Threshold-based Cleaner

class ThresholdCleaner(thresholds={})[source]

Bases: spooq2.transformer.transformer.Transformer

Sets outiers within a DataFrame to a default value. Takes a dictionary with valid value ranges for each column to be cleaned.

Example

>>> transformer = ThresholdCleaner(
>>>     thresholds={
>>>         "created_at": {
>>>             "min": 0,
>>>             "max": 1580737513,
>>>             "default": None
>>>         },
>>>         "size_cm": {
>>>             "min": 70,
>>>             "max": 250,
>>>             "default": None
>>>         },
>>>     }
>>> )
Parameters:thresholds (dict) – Dictionary containing column names and respective valid ranges
Returns:The transformed DataFrame
Return type:pyspark.sql.DataFrame
Raises:exceptions.ValueError – Threshold-based cleaning only supports Numeric, Date and Timestamp Types!
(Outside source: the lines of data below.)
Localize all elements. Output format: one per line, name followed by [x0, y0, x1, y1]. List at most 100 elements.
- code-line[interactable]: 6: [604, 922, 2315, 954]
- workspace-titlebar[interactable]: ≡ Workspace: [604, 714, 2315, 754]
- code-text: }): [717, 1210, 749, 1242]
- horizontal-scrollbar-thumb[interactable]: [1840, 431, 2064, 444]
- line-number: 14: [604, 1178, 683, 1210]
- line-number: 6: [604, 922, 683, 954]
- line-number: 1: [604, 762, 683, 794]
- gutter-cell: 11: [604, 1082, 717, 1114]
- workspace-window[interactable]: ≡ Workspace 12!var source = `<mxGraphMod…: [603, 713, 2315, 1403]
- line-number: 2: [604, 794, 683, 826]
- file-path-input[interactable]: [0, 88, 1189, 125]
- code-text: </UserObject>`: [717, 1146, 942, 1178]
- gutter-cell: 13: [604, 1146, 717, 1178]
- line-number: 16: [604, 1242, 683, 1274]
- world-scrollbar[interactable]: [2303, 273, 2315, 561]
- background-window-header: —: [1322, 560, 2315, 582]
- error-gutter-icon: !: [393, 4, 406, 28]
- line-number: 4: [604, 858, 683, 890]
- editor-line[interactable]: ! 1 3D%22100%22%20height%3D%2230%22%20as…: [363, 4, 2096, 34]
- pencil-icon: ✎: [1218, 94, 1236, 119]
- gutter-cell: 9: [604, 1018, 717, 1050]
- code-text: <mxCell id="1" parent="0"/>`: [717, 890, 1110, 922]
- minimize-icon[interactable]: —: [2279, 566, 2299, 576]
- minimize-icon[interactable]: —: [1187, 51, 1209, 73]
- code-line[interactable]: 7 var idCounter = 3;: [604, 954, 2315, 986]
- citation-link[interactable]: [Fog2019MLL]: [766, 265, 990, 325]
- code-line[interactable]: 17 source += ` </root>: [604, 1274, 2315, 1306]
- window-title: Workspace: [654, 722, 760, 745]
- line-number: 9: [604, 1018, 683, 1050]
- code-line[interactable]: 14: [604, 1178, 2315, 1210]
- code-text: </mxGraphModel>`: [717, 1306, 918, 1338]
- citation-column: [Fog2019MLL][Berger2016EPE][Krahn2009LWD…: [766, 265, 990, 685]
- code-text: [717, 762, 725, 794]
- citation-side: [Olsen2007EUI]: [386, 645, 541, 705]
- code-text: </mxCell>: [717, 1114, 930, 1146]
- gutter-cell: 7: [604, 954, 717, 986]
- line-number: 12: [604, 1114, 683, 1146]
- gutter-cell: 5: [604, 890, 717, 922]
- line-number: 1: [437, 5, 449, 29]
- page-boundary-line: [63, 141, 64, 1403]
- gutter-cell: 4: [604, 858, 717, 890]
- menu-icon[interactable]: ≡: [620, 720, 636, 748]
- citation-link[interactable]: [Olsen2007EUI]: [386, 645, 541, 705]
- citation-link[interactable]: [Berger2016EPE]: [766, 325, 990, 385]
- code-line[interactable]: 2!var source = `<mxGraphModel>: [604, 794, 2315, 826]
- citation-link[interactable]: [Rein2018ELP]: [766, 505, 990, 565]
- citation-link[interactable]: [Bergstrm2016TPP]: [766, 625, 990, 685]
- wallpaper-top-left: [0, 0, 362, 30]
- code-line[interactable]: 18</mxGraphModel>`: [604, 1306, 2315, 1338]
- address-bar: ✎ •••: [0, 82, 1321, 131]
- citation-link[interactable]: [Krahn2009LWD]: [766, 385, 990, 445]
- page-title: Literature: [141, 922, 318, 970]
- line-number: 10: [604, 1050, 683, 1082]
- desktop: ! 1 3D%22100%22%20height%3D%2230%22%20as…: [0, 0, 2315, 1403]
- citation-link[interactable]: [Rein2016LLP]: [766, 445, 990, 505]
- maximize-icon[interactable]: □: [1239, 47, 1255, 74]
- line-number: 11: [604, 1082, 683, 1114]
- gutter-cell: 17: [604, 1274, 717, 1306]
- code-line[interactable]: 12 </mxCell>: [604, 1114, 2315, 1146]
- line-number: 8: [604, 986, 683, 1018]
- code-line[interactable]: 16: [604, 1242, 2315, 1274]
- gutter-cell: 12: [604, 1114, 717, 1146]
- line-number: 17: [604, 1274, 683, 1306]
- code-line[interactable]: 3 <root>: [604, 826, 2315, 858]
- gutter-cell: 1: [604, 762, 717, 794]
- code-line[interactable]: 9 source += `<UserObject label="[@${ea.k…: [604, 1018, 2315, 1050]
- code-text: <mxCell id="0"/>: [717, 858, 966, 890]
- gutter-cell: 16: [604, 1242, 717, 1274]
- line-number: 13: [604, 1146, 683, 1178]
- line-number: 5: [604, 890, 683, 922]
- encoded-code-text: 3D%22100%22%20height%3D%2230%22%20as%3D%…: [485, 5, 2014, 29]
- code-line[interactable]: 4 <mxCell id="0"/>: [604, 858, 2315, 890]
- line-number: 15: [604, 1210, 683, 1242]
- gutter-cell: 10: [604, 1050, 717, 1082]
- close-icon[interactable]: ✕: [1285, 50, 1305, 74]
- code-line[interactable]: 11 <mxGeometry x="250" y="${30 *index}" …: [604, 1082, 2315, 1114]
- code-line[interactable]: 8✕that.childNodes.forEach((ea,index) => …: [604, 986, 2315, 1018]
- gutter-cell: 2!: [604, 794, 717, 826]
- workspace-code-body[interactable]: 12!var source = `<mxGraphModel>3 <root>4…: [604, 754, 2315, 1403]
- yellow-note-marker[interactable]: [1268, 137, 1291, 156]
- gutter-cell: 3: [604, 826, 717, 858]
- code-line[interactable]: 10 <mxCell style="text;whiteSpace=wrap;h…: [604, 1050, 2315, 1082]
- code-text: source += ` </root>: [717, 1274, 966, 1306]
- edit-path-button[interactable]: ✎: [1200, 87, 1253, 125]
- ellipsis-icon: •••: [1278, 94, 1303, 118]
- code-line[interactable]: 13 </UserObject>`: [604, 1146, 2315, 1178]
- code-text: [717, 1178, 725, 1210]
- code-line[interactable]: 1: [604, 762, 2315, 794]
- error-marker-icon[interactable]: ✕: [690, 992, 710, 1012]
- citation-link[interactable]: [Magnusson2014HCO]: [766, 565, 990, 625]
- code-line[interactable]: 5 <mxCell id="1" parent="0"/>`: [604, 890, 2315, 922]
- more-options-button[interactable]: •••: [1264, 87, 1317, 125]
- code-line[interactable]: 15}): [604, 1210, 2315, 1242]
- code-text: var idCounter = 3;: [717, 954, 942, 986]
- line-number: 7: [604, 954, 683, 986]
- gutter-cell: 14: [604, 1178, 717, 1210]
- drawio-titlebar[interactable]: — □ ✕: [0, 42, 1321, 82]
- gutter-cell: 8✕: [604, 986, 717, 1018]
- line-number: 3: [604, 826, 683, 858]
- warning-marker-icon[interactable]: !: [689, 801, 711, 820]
Column with name: {col_name} and type of: {col_type} was provided

Warning

Only Numeric, TimestampType, and DateType data types are supported!

transform(input_df)[source]

Performs a transformation on a DataFrame.

Parameters:input_df (pyspark.sql.DataFrame) – Input DataFrame
Returns:Transformed DataFrame.
Return type:pyspark.sql.DataFrame

Note

This method does only take the Input DataFrame as a parameters. All other needed parameters are defined in the initialization of the Transformator Object.